The aged Prince, Aitek Tcherei, having warmly embraced the tenets of Mahomet, the two maidens were more strictly secluded than Ina had been accustomed to; the old Ana, or nurse, who presided over the domestic arrangements of the anderoon, keeping a constant and vigilant watch upon them. Though the custom of the country would not allow of their being limited to the same strict seclusion as in a Turkish harem, the nurse was, nevertheless, horrified at the idea of Ina’s appealing in public without her face being entirely shrouded by a thick veil, nor did she at all approve of her propensity to ramble through the groves, or amid the shadowy cliffs.

The old Kahija’s ideas of female happiness did not extend beyond the acquisition of a new veil or robe, or, more than all, the enjoyment of a gossip. What pleasure could the girls find in scrambling over the dirty mountains and damp grass? or why should they dance or sing, except to please their lords and masters, when other persons are paid to dance and sing to them?

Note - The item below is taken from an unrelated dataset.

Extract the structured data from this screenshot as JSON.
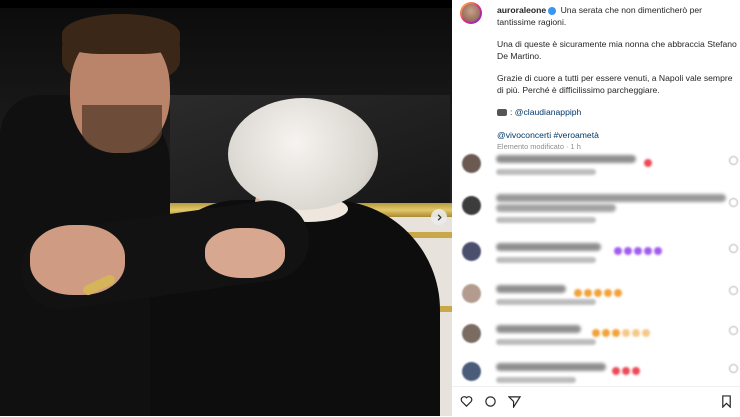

Her parents had sold her, when young and promising great beauty, to a Turkish slave-merchant; and it was with unalloyed pleasure, in anticipation of the novelty and magnificence of the great Stamboul, that she leaped on board the vessel which was to convey her from her friends and country. At first she herself felt the irksomeness of constraint; but soon became reconciled to her self-chosen lot, and learned to approve of all the regulations of the harem to which she was consigned. Her notions, therefore, on her return, at the death of her master, to her own country, were much scandalised at the freedom and what she considered the levity of her young countrywomen; and she loved to expatiate on the superior manners and customs of the fair captives in the seclusions of Stamboul. Like other dames, who find that their charms can no longer captivate, her temper at times became rather cross and crabbed, though she always tried to treat her young motherless charge with kindness.

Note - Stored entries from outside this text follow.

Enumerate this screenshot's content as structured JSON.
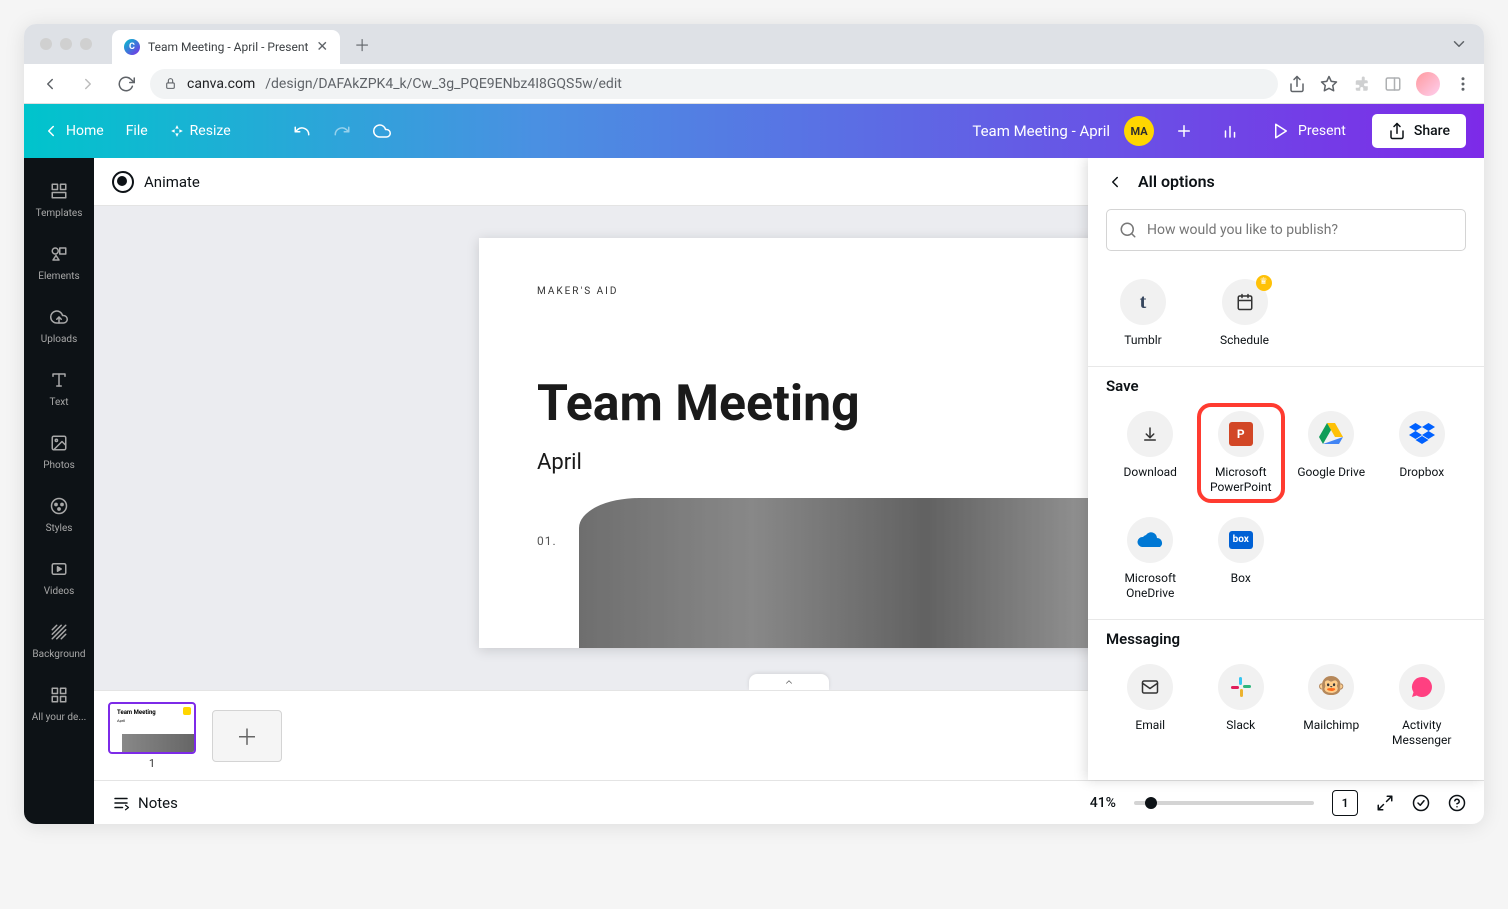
{
  "browser": {
    "tab_title": "Team Meeting - April - Present",
    "url_host": "canva.com",
    "url_path": "/design/DAFAkZPK4_k/Cw_3g_PQE9ENbz4I8GQS5w/edit"
  },
  "header": {
    "home": "Home",
    "file": "File",
    "resize": "Resize",
    "doc_title": "Team Meeting - April",
    "avatar_initials": "MA",
    "present": "Present",
    "share": "Share"
  },
  "sidebar": {
    "items": [
      {
        "label": "Templates"
      },
      {
        "label": "Elements"
      },
      {
        "label": "Uploads"
      },
      {
        "label": "Text"
      },
      {
        "label": "Photos"
      },
      {
        "label": "Styles"
      },
      {
        "label": "Videos"
      },
      {
        "label": "Background"
      },
      {
        "label": "All your de..."
      }
    ]
  },
  "toolbar": {
    "animate": "Animate"
  },
  "slide": {
    "tag": "MAKER'S AID",
    "title": "Team Meeting",
    "subtitle": "April",
    "number": "01."
  },
  "thumbnails": {
    "page": "1"
  },
  "footer": {
    "notes": "Notes",
    "zoom": "41%",
    "page_indicator": "1"
  },
  "share_panel": {
    "back_title": "All options",
    "search_placeholder": "How would you like to publish?",
    "top_row": [
      {
        "label": "Tumblr",
        "icon": "t"
      },
      {
        "label": "Schedule",
        "icon": "📅",
        "badge": true
      }
    ],
    "save_title": "Save",
    "save_options": [
      {
        "label": "Download"
      },
      {
        "label": "Microsoft PowerPoint",
        "highlighted": true
      },
      {
        "label": "Google Drive"
      },
      {
        "label": "Dropbox"
      },
      {
        "label": "Microsoft OneDrive"
      },
      {
        "label": "Box"
      }
    ],
    "messaging_title": "Messaging",
    "messaging_options": [
      {
        "label": "Email"
      },
      {
        "label": "Slack"
      },
      {
        "label": "Mailchimp"
      },
      {
        "label": "Activity Messenger"
      }
    ]
  }
}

Such was the old Ana, Kahija, who, wrapped in her feridji, now entered the anderoon to interrupt with her gossip the conversation of the two maidens. She delighted in gossiping—what old nurse does not? particularly a Turkish one. She now came out of breath, with her exertion of walking from a neighbouring cottage, to say with great eagerness, that the chief shepherd had just come in from the distant mountains, where he had seen the dark mountain khan, Khoros Kaloret, whose brother had turned traitor, and been killed by the young chief Selem, galloping by with a long train of savage followers, who were riding furiously in the direction of the Ubin.